Bild: Messner

Reinhold Messner gilt als Pionier des Extremkletterns und Verfechter des Bergsteigens ohne Hilfsmittel. Am 17. Januar (Donnerstag) kommt er mit seinem Vortrag „Überleben“ in die Stadthalle Unna.

Er hat alle 14 Achttausender bestiegen, schaffte es 1978 mit Peter Habeler als erster Mensch ohne Sauerstoffmaske auf den Gipfel Mount Everest. Doch Reinhold Messner hat nicht nur das Bergsteigen revolutioniert. Später brach er auch in der Ebene Rekorde: Er durchquerte die Antarktis, Grönland und die Wüste Gobi.

Doch was macht das mit einem? In seinem persönlichen Vortrag „Überleben“ will Messner, mittlerweile 75 Jahre alt, genau darüber sprechen.

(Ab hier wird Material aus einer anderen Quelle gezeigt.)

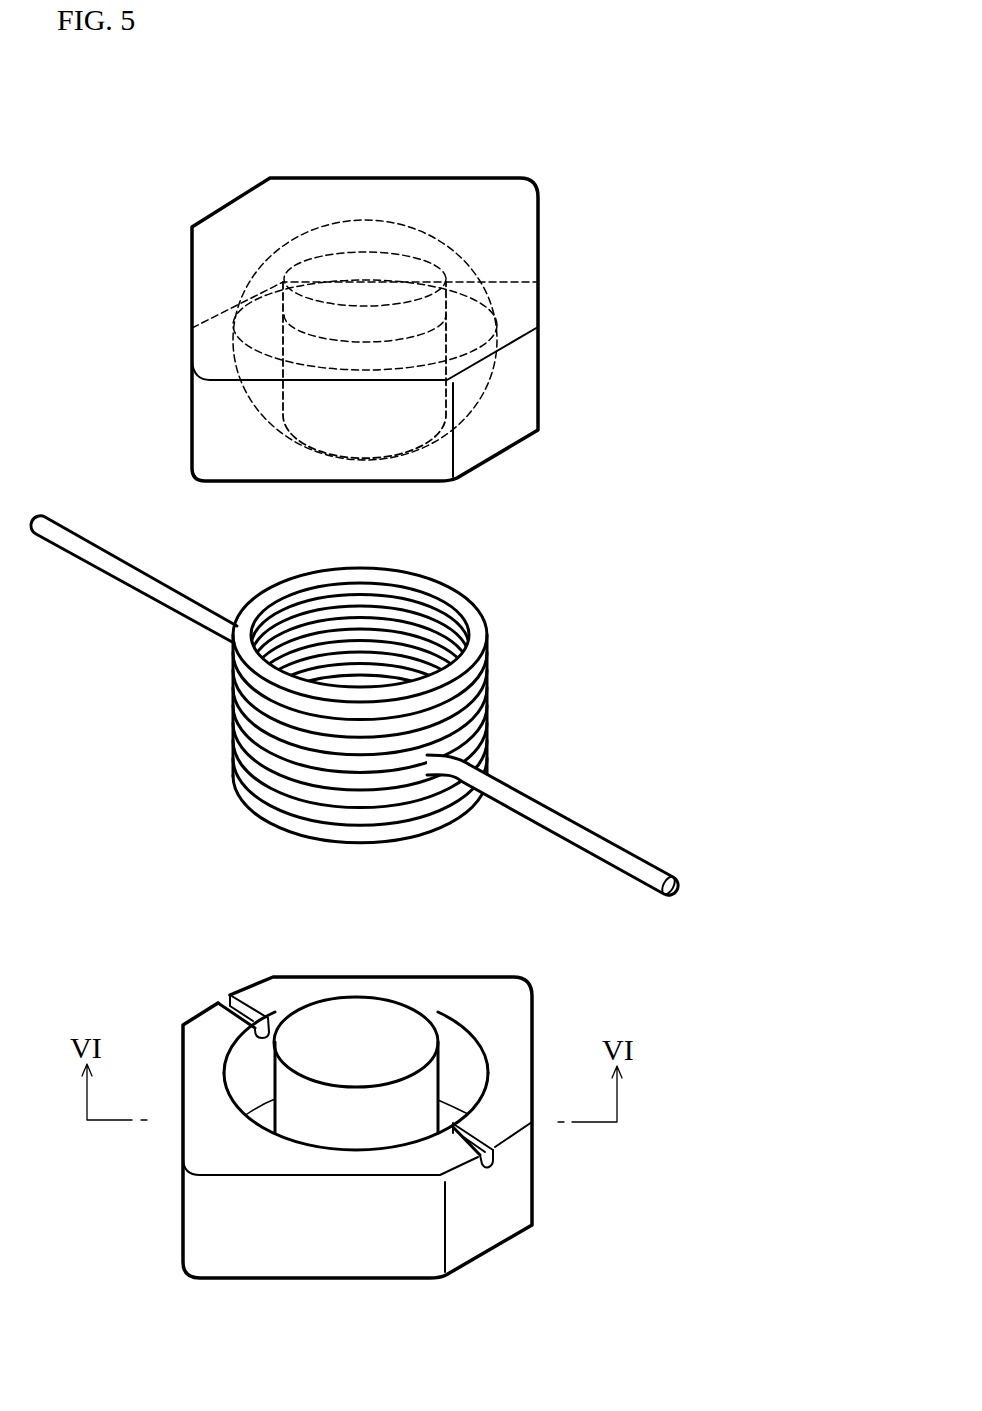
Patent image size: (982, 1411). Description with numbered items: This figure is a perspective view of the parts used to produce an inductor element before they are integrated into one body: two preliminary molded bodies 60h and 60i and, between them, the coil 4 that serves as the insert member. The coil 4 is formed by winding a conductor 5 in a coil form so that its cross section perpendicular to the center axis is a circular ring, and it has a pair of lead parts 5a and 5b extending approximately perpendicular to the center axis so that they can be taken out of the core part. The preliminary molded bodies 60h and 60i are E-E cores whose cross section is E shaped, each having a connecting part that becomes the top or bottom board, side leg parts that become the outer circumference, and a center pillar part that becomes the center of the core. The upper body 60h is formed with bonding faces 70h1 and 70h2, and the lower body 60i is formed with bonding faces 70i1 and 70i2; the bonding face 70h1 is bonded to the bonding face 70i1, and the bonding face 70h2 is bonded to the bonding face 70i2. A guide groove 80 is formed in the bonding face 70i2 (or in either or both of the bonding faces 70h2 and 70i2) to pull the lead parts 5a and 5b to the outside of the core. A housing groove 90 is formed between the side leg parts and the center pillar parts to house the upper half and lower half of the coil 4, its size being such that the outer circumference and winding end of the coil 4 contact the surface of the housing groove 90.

„Ich erzähle nicht, wie viele Haken ich geschlagen habe oder wie viele Tage ich unterwegs war – das interessiert niemanden. Ich erzähle, was mit mir passiert, wenn ich mich in diese archaischen Welten begebe“, sagt Messner.

„Einer der Wenigen, die überlebt haben“

Wie viele Weggefährten hat auch Messner sich in große Gefahren begeben. „Ich lege Wert darauf, dass ich einer bin, der von seinen Reisen zurückgekommen ist. Ich bin einer der Wenigen meiner Generation, die überlebt haben“, sagt er.

Deshalb verspricht der Bildvortrag auch eine persönliche und ungeschminkte Rückschau auf sieben Jahrzehnte voller Extreme, aber auch Auseinandersetzungen mit dem Tod.

Tickets kosten ab 33,90 Euro und sind beim Veranstalterbei Eventim sowie allen Vorverkaufsstellen zu bekommen. Beginn ist um 20 Uhr.